Bisnis.com, JAKARTA - Peneliti Center for Strategic and International (CSIS), Philips Vermonte, menganggap pandangan Ketua Umum PDI Perjuangan Megawati Soekarnoputri soal partai berbeda dengan bapaknya, Sukarno.
Megawati, kata dia, dalam kongres di Bali kemarin mengingatkan semua pihak mengenai pentingnya peran partai dalam pemerintahan.
"Padahal, sistem itu yang dibubarkan dengan dekrit presiden pada 1959," kata Vermonte dalam diskusi "Penumpang Gelap di Tikungan" di restoran Warung Daun, Cikini, Sabtu, 11 April 2015. "Apa yang dilakukan PDI Perjuangan sekarang adalah yang ditolak Bung Karno dulu."
Kala itu, sistem pemerintahan Indonesia adalah parlementer. Sehingga, seorang presiden tak memiliki peran besar lantaran sistem saat itu menguatkan peran partai politik. "Bung Karno tak menyukai hasil pemilu 1955 karena melemahkan presiden." Soekarno lalu membentuk sistem demokrasi terpimpin untuk menggantikan parlementer.

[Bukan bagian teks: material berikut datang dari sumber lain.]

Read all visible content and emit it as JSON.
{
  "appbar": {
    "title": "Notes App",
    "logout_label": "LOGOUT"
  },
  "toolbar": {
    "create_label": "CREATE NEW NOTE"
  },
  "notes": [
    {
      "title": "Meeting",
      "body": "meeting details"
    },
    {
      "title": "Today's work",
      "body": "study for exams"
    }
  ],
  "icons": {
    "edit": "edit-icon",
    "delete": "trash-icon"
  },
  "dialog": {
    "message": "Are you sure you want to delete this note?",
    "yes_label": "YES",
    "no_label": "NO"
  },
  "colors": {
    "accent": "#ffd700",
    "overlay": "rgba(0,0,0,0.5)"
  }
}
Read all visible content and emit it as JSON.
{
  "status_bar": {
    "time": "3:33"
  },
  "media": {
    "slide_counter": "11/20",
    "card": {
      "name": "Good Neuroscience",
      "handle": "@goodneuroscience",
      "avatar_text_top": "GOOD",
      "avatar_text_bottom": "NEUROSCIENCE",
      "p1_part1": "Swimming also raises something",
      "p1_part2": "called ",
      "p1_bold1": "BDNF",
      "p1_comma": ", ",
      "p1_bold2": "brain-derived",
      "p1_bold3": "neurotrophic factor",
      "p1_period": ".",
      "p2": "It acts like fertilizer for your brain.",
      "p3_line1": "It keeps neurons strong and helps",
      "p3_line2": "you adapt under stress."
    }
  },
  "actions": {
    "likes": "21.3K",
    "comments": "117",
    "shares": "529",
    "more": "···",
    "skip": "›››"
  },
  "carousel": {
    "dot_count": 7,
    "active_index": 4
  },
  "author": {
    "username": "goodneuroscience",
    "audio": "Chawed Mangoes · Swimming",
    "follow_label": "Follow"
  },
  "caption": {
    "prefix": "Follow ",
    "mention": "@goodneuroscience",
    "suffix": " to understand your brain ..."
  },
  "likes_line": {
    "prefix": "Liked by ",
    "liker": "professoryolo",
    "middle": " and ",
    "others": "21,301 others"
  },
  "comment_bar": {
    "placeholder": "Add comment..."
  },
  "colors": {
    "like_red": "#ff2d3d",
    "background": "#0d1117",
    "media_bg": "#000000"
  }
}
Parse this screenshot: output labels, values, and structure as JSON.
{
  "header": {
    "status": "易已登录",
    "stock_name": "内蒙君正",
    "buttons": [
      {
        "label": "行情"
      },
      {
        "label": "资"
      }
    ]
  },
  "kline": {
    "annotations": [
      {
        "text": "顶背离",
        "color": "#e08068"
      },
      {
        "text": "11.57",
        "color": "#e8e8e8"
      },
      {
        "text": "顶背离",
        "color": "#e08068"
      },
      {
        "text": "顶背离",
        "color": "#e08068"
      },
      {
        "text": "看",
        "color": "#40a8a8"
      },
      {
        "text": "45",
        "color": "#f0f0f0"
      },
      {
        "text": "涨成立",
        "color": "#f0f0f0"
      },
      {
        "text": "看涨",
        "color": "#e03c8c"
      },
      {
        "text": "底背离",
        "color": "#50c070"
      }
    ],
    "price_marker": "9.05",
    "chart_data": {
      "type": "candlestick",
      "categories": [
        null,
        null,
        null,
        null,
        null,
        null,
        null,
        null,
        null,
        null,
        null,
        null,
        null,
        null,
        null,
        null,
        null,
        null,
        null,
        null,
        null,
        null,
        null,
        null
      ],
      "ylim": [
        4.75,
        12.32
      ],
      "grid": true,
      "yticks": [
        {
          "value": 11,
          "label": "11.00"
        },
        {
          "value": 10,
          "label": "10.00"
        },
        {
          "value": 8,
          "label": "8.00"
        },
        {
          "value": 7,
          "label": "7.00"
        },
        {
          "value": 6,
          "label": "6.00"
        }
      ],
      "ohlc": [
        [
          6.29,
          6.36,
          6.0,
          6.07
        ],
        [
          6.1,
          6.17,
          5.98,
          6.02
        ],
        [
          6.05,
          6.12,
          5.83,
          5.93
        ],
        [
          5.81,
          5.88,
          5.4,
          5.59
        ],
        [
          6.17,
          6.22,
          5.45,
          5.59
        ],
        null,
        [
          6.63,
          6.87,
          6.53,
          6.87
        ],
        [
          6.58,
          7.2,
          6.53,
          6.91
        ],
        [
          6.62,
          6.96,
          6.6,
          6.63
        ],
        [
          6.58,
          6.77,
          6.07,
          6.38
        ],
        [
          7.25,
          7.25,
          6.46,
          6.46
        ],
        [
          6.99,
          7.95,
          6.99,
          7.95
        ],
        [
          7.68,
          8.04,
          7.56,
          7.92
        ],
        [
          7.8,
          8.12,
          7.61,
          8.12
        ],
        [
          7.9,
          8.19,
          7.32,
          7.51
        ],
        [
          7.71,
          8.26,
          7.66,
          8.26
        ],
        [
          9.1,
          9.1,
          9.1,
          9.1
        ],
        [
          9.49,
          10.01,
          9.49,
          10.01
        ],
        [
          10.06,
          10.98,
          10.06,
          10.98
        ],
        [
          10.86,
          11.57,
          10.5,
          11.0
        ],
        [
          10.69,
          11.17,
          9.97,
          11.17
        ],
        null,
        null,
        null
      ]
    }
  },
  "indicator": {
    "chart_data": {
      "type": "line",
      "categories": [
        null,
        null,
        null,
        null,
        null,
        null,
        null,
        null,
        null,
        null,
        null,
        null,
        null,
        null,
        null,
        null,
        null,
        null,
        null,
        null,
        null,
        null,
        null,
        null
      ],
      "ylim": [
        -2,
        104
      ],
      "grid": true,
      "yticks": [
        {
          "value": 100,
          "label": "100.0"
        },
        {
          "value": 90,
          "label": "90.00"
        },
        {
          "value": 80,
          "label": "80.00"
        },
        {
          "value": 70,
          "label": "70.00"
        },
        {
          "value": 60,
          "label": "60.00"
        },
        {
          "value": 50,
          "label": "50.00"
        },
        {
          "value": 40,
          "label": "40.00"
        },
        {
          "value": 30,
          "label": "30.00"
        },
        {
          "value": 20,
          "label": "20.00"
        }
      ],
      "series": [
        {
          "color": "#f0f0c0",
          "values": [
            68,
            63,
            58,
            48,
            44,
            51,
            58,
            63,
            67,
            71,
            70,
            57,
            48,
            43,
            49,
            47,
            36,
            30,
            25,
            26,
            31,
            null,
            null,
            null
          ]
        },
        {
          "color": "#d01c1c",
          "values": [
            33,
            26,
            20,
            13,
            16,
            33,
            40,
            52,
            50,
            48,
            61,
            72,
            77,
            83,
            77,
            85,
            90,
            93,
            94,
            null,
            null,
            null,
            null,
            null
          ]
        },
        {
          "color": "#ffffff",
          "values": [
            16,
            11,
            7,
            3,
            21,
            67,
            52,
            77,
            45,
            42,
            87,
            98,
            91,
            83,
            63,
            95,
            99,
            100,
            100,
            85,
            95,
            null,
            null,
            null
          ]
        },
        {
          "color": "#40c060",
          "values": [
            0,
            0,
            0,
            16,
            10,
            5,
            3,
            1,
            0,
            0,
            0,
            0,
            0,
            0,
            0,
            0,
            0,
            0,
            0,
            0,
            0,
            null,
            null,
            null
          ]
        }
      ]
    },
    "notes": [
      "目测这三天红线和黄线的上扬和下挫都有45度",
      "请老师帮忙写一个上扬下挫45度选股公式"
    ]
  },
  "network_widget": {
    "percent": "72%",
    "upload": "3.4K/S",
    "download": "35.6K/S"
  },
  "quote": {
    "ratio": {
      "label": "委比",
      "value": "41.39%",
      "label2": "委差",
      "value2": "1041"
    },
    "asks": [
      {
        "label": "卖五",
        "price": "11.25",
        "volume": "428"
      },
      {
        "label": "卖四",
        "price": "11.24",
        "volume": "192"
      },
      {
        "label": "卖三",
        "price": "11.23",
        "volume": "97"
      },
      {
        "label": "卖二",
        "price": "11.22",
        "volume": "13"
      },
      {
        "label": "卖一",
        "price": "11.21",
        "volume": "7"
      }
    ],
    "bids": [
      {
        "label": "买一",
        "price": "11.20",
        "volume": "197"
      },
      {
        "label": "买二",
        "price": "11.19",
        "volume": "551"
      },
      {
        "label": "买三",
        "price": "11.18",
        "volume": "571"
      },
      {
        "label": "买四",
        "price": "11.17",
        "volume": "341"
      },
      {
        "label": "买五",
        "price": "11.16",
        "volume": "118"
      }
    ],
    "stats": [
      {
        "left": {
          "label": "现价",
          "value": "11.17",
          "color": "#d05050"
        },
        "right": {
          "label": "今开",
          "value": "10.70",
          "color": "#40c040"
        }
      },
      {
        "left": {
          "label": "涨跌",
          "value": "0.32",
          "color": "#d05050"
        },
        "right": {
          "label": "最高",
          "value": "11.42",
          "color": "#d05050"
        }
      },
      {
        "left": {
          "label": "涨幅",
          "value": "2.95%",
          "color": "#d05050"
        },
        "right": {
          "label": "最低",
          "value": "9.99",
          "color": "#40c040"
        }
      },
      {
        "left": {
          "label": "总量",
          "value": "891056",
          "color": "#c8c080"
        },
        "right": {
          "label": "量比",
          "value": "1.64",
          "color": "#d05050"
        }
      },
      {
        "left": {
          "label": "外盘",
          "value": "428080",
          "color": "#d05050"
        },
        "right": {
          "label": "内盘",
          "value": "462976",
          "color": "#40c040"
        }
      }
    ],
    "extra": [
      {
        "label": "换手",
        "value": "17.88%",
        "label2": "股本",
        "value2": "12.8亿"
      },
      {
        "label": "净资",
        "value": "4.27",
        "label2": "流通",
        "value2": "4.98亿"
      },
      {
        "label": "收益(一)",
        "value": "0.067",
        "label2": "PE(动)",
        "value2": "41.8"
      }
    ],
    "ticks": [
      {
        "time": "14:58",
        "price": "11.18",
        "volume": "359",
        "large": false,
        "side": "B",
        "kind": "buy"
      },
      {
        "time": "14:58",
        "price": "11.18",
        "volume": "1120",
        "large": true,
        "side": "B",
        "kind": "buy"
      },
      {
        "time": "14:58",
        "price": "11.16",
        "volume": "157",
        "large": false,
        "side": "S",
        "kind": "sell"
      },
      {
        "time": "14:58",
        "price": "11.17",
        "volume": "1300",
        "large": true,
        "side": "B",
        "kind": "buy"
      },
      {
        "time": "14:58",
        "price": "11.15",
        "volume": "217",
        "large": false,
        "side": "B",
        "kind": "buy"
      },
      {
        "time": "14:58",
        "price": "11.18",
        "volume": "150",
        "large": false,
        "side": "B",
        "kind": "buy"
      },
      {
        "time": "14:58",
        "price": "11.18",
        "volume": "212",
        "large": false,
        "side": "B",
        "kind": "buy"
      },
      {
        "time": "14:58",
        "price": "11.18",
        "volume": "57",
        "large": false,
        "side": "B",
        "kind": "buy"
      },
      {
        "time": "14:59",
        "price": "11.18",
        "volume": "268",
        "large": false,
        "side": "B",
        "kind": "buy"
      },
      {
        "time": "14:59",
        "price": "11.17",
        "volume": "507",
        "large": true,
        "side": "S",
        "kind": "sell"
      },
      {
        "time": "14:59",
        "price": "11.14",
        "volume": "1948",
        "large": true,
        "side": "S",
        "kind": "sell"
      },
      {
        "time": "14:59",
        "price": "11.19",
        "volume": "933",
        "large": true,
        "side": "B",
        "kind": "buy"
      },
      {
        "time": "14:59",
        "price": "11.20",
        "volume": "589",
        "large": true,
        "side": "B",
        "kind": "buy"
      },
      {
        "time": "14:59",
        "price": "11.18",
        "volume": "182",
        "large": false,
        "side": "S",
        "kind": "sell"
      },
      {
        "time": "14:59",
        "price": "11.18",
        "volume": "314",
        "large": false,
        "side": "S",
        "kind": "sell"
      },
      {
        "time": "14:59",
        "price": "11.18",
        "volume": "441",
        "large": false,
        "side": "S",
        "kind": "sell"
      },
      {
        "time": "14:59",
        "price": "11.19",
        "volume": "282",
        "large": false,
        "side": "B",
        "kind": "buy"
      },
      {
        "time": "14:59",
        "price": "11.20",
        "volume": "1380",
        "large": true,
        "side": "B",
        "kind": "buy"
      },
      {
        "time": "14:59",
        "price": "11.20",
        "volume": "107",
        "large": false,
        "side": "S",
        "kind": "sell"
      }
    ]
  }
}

Philips mengingatkan bahwa dasar negara Indonesia adalah presidensial. Pusat kekuasaan, kata dia, ada di presiden. Kekuasaan ini, menurut dia, jauh di atas partai. "Jadi saat Jokowi terpilih, ia berdiri di atas semua golongan," ujarnya. "Dia bukan sebagai petugas partai lagi."
Sebelumnya, Megawati mengatakan ada gerakan deparpolisasi yang diinisiasi pihak-pihak yang mengagungkan independensi. Mereka, kata Mega, menganggap parpol sebagai beban demokrasi.